OSCAR JACKSON, WATER ACTIVIST: If this goes to litigation, it's going to be -- last perhaps 10 years, it's going to be the biggest legal battle the East Coast has ever seen, and the most expensive.

CABELL: At issue: How is this water, especially in the midst of a drought, to be divided among Georgia, Alabama and Florida? The three states are now engaged in settlement talks.

The lake's water flows down the Chattahoochee River through Georgia, along the Alabama border, then by way of the Apalachicola River into Florida. The Flint River's waters also flow from Georgia into Florida.

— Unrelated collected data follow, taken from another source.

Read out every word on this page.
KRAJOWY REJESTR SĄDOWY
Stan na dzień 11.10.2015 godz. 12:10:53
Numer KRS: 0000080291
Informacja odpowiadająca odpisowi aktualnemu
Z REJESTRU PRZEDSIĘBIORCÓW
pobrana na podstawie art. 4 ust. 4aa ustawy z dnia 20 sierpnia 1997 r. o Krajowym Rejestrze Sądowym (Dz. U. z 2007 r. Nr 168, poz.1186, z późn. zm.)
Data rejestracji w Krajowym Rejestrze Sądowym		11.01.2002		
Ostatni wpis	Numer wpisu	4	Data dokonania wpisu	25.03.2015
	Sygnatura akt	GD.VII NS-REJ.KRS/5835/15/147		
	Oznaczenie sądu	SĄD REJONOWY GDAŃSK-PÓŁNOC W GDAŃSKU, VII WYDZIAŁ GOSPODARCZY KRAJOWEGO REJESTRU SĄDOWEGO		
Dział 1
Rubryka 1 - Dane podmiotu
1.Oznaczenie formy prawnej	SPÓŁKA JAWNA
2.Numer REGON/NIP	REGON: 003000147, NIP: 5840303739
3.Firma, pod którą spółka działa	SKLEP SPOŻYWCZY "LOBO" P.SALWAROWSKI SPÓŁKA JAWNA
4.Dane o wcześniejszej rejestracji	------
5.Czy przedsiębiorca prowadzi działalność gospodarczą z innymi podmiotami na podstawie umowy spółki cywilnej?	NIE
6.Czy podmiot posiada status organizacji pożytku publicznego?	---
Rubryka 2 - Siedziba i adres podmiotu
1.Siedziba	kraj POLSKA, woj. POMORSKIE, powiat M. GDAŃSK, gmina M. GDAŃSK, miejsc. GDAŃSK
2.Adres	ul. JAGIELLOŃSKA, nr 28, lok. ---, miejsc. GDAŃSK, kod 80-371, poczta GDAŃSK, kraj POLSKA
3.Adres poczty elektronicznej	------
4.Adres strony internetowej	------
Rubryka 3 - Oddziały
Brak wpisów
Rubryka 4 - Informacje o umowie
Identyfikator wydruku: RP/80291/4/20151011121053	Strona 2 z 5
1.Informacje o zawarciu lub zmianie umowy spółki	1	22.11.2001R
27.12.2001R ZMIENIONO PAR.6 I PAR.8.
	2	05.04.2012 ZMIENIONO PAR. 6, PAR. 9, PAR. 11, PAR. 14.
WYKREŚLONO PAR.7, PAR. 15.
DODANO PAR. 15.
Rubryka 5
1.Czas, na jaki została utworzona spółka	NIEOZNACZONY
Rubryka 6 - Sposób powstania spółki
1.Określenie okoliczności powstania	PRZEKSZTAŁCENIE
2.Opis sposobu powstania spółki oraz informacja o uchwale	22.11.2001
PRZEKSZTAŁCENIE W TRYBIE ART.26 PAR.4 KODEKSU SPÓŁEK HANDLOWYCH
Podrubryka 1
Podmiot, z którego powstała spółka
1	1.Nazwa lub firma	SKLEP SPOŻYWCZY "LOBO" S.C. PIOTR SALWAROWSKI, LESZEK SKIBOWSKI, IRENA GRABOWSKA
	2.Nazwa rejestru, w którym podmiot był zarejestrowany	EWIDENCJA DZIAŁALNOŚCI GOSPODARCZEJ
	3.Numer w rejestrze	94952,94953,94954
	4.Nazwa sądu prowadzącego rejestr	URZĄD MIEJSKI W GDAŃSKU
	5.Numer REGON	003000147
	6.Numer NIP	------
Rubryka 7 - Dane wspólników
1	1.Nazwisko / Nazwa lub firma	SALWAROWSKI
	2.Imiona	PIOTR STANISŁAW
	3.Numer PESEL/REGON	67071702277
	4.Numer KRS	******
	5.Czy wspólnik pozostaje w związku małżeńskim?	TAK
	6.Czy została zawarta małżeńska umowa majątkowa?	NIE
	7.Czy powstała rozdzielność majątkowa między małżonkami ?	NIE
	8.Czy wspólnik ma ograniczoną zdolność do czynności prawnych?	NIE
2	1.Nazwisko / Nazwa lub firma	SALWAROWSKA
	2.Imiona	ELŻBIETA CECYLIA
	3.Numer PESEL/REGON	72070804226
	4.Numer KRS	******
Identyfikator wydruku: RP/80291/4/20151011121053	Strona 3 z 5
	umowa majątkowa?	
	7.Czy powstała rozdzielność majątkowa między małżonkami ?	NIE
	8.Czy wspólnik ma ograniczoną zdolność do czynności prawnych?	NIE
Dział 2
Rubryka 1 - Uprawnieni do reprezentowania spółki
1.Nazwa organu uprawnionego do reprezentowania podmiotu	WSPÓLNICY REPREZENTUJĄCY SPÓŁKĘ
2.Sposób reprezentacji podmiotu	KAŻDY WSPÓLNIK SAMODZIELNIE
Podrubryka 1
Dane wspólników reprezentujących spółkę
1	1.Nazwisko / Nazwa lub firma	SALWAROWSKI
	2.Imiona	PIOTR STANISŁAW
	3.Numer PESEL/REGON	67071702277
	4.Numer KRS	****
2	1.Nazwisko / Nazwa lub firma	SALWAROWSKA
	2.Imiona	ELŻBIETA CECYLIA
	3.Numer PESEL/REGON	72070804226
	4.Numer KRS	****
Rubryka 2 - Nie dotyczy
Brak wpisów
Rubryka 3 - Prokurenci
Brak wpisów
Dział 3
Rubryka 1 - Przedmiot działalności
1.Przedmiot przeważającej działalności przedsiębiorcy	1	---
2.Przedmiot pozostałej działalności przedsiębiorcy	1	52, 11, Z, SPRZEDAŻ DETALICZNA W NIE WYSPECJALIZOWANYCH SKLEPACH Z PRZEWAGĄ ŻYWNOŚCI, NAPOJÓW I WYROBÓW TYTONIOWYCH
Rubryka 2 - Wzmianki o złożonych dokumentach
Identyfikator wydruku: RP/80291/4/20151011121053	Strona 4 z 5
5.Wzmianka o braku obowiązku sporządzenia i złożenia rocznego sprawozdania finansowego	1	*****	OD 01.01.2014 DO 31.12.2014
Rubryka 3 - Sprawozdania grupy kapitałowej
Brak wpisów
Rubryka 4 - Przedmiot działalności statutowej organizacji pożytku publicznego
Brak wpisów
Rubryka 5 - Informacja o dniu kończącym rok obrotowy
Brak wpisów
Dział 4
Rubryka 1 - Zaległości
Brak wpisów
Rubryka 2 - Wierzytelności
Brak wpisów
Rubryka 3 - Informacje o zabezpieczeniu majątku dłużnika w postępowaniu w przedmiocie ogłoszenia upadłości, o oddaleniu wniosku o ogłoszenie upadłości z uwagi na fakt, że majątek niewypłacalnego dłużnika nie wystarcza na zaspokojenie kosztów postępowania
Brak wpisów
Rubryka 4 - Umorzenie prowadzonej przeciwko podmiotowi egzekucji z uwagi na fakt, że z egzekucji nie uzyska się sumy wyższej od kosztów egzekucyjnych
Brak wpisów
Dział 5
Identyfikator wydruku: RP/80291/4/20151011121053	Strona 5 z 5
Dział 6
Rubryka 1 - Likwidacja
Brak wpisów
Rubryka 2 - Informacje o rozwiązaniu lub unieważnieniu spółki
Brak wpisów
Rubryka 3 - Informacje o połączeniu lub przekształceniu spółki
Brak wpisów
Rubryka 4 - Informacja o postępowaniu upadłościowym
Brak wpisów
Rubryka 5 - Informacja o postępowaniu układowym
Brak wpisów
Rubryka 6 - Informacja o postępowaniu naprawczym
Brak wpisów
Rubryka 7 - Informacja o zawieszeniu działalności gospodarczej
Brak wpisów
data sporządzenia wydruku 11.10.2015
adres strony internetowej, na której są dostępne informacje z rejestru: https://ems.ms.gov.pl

Not only are the states vying for the water, but so are competing interests: farming, navigation, hydropower, environmental protection, and growing cities with growing needs. BOB KERR, GEORGIA WATER NEGOTIATOR: It's our contention that it ought to be managed to meet human needs, principally, and then all other needs would be met secondarily.

CABELL: That's Georgia's view. And with Atlanta's exploding population, it wants to lock in plenty of water for the next few decades. But the state of Alabama says, not so fast.

GOV. DON SIEGELMAN (D), ALABAMA: We cannot let Atlanta dictate the water policies for the rest of the Southeast.

CABELL: Many Alabama and Georgia farmers agree. They can't irrigate some of their fields this summer because lake and river levels are too low. Not enough water is being released upstream.

CHARLIE SPEAKE, ALABAMA FARMER: There's been a lot of crying and complaining about it, but I don't know that, you know, that we're doing any good.

CABELL: It's a continuing refrain, that Atlanta has the money, the people and the clout to keep the water, and everybody else downstream suffers.

Oyster harvesters in Apalachicola are also crying foul. There's not enough fresh water coming out of the river, they say, to produce a good, meaty crop.

BILL THOMAS, PRISTINE OYSTERS: You know, we're here at the mouth of the Apalachicola River and we're the drain. You know, everybody turns the spigots on, and when it gets down here we get what's left over.

CABELL: Bottom line: Along this increasingly dry network of rivers and lakes, nobody's happy with their allotment of water and everybody's suspicious of everybody else.

(END VIDEOTAPE)

CABELL: The deadline for a settlement of this water dispute is August 1. If the streets haven't agreed on how to distribute the water by then, then this probably will end up before the Supreme Court.

As for the boaters out here on Lake Eufaula on this July 4, all they know is the water is extremely low, five feet below normal, the lowest it's been in some 35 years for this date. If you take a look at these boats back here, most of them need about four feet of clearance under them to navigate this channel. Right now, there's about five feet. Another foot down and they are sitting on the bottom.

I'm Brian Cabell, CNN, live in Eufaula, Alabama.

DARYN KAGAN, CNN ANCHOR: Brian, thank you.